With the current CineBench a single G5 1.8GHz scores at about 188, the optimized version will maybe score at about 238...

A hypothetical single G5 2.0GHz could score at about 210 on the old CB, optimized could be 265...

I think the number of unsubstantiated claims around here has gotten a little out of hand. Cinebench is actually very well optimized for the G4 (but not the G5), saying that it it is more optimized for x86 than RISC is just wrong. [/B]


I really hope that things look better with optimizations. Someone replied (not sure if it was in this thread) whether or not AMD cpus were optimized for cinebench and someone said it was as optimized as its going to be.

With that in mind, my current "budget" AMD rig scored 267CB-CPU--i was looking forward to some "ridiculous" numbers being put out by the G5's :(
 
Originally posted by Mav451
I really hope that things look better with optimizations. Someone replied (not sure if it was in this thread) whether or not AMD cpus were optimized for cinebench and someone said it was as optimized as its going to be.
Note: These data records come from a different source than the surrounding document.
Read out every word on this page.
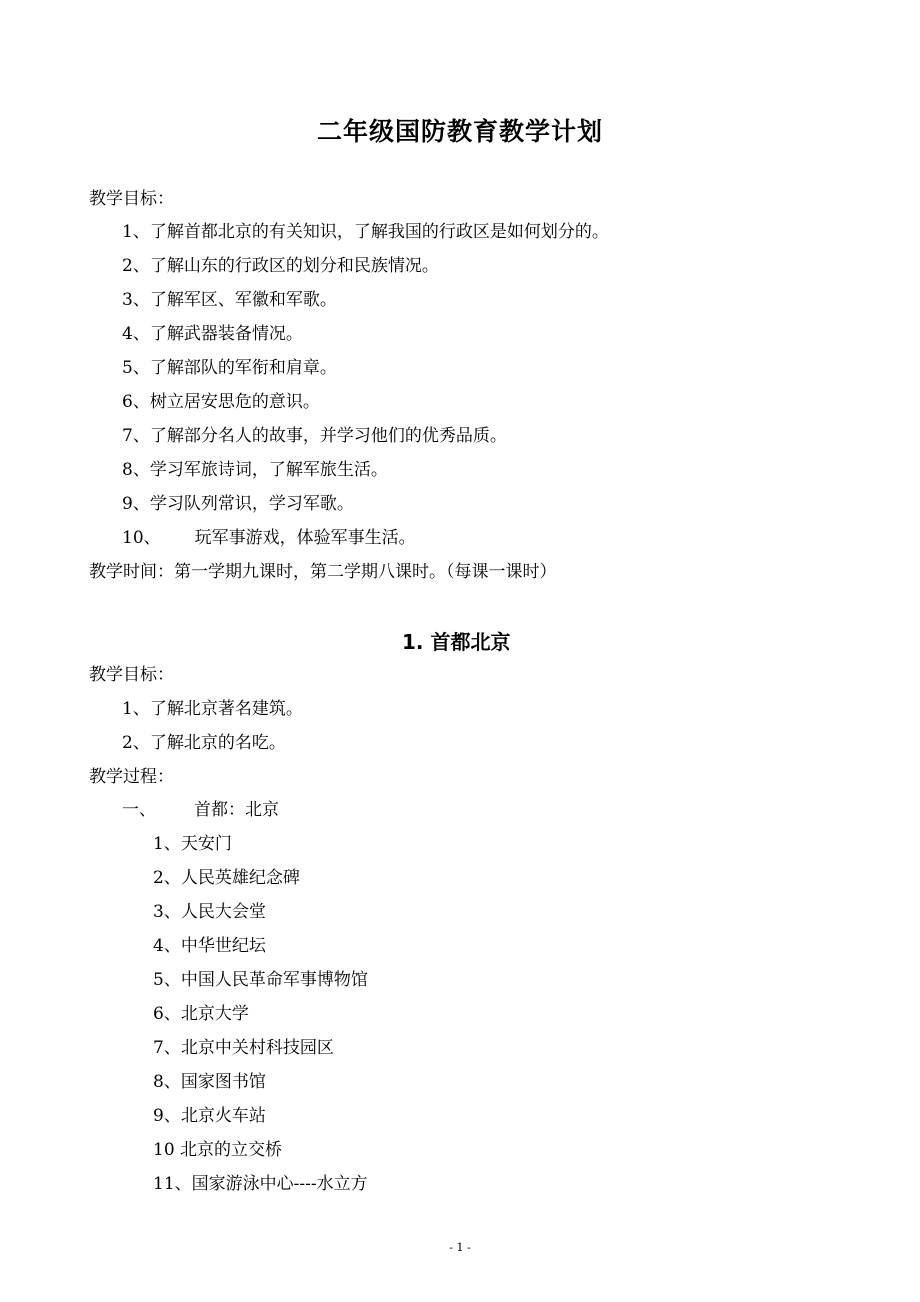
二年级国防教育教学计划
教学目标：
1、了解首都北京的有关知识，了解我国的行政区是如何划分的。
2、了解山东的行政区的划分和民族情况。
3、了解军区、军徽和军歌。
4、了解武器装备情况。
5、了解部队的军衔和肩章。
6、树立居安思危的意识。
7、了解部分名人的故事，并学习他们的优秀品质。
8、学习军旅诗词，了解军旅生活。
9、学习队列常识，学习军歌。
10、 玩军事游戏，体验军事生活。
教学时间：第一学期九课时，第二学期八课时。（每课一课时）
1. 首都北京
教学目标：
1、了解北京著名建筑。
2、了解北京的名吃。
教学过程：
一、 首都：北京
1、天安门
2、人民英雄纪念碑
3、人民大会堂
4、中华世纪坛
5、中国人民革命军事博物馆
6、北京大学
7、北京中关村科技园区
8、国家图书馆
9、北京火车站
10 北京的立交桥
11、国家游泳中心----水立方
- 1 -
That someone needs to do his homework, AMD lacks the resources to develop a custom compiler for their CPUs, unlike Intel, IBM, Sun, HP, and Compaq/DEC/Alpha. AMD cpus aren't anywhere near "as optimized as their going to be" in programs like Cinebench where all cpu-specific optimizations are done by the compiler.
 
Actually that's wut i meant to say. To put it more clearly, someone earlier had said that it had been 4 years already, and that there weren't any particular optimizations made for AMD.

What i meant is that it doesn't look like it will GET ANY BETTER.

So yeah, i already knew that, but thanks for the clarification.